The authors found that the pre and postoperative midline displacement of more than 10 mm were the predictors for the recurrence of CSDH. In the series reported, the recurrence rate was significantly higher when the postoperative midline displacement was more than 5 mm compared to less displacement2,19). In patients with CSDH, it is reasonable to evaluate the pre and postoperative midline displacement because it shows that hemorrhage has filled up the potential space in the cranium and has exerted compression on the brain tissue. Fukuhara and coworkers showed that advanced age, brain atrophy, large amount of hematoma, and prolonged compressed parenchyma influenced brain elasticity2,6). Brain with high elastance tends to reexpand poorly, and poor reexpansion of the brain may lead to the persistence of postoperative midline displacement2,6). A prolonged postoperative midline displacement may cause impaired adhesion between the inner and outer neomembranes, thus facilitating postoperative recurrence2,15).

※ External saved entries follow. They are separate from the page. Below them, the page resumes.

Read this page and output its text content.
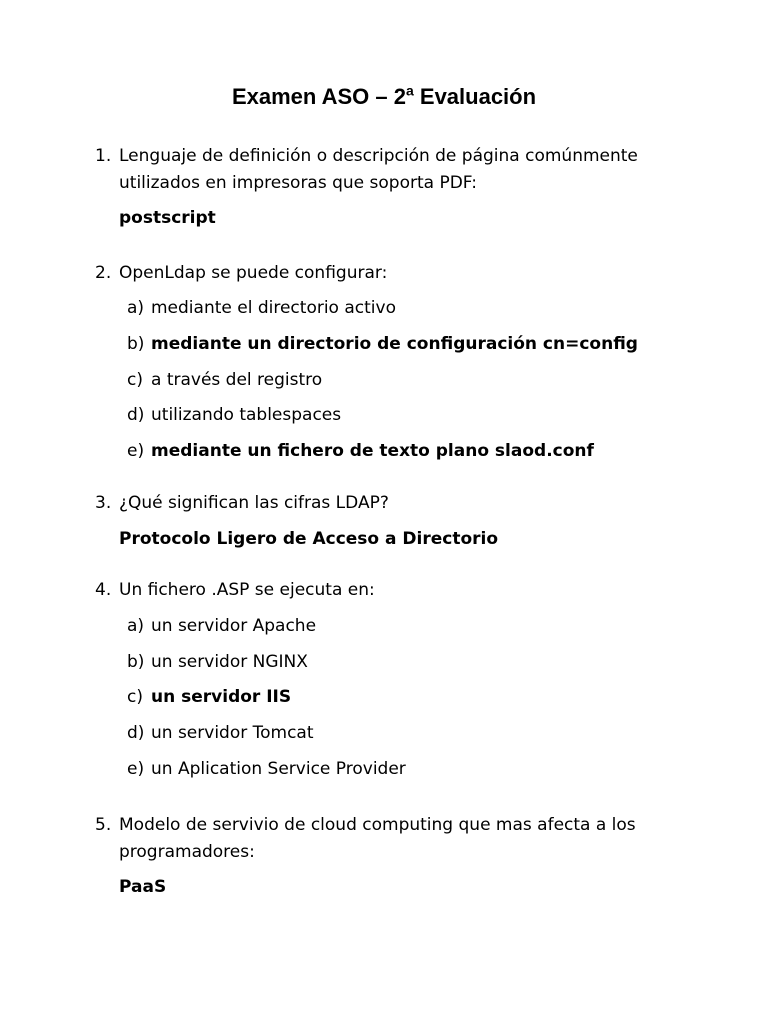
Examen ASO – 2$^a$ Evaluación
1. Lenguaje de definición o descripción de página comúnmente utilizados en impresoras que soporta PDF:
postscript
2. OpenLdap se puede configurar:
a) mediante el directorio activo
b) mediante un directorio de configuración cn=config
c) a través del registro
d) utilizando tablespaces
e) mediante un fichero de texto plano slaod.conf
3. ¿Qué significan las cifras LDAP?
Protocolo Ligero de Acceso a Directorio
4. Un fichero .ASP se ejecuta en:
a) un servidor Apache
b) un servidor NGINX
c) un servidor IIS
d) un servidor Tomcat
e) un Aplication Service Provider
5. Modelo de servivio de cloud computing que mas afecta a los programadores:
PaaS
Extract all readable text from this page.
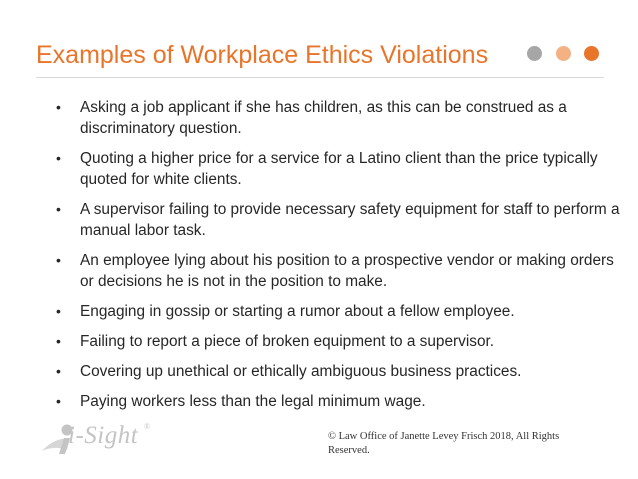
Examples of Workplace Ethics Violations
• Asking a job applicant if she has children, as this can be construed as a discriminatory question.
• Quoting a higher price for a service for a Latino client than the price typically quoted for white clients.
• A supervisor failing to provide necessary safety equipment for staff to perform a manual labor task.
• An employee lying about his position to a prospective vendor or making orders or decisions he is not in the position to make.
• Engaging in gossip or starting a rumor about a fellow employee.
• Failing to report a piece of broken equipment to a supervisor.
• Covering up unethical or ethically ambiguous business practices.
• Paying workers less than the legal minimum wage.
i-Sight ®
© Law Office of Janette Levey Frisch 2018, All Rights Reserved.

CSDH is asymptomatic in a large number of patients, but it may also cause high intracranial pressure that results in coma. Among these extreme states, nearly every constellation of speech, sensorimotor, neuropsychiatric, or mood disturbances may occur24). In the present study, hemiparesis and headache are the most common preoperative symptoms in CSDH, and the incidence of recurrent CSDH in patients with hemiparesis is higher than that in those without hemiparesis. The cause of hemiparesis in CSDH was reported to be the reduced local cerebral blood flow in the rolandic cortex or in deep structures, including the thalamus8,20). When the hematoma thickness increased beyond spatial compensation, both the superficial and deep brain structures shifted and deformed, and hemiparesis occurred in relation to the degree of midline displacement9). In other words, based on the aggravation of the midline displacement, hemiparesis occurred.
In previous studies, hematoma laterality was not associated with the recurrence of CSDH5,23). Inconsistent with previous studies, our study show that the incidence of recurrence in patients with unilateral CSDH (16.3%) was higher than that in patients with bilateral CSDH (2.9%). Although it did not get the statistical significance (p=0.052) because of the lack of the number of cases, unilateral CSDH tended to be associated with recurrence of CSDH. As such, further study is necessary to clarify the association between the laterality of hematoma and the recurrence of CSDH.
The present study suggested that patients who show hemiparesis or pre and postoperative midline displacement of more than 10 mm could go through recurrent CSDH and shall undergo further surgical management. Therefore, the clinical and radiological surveillance is essential for the patients who have moderate midline displacement or motor weakness.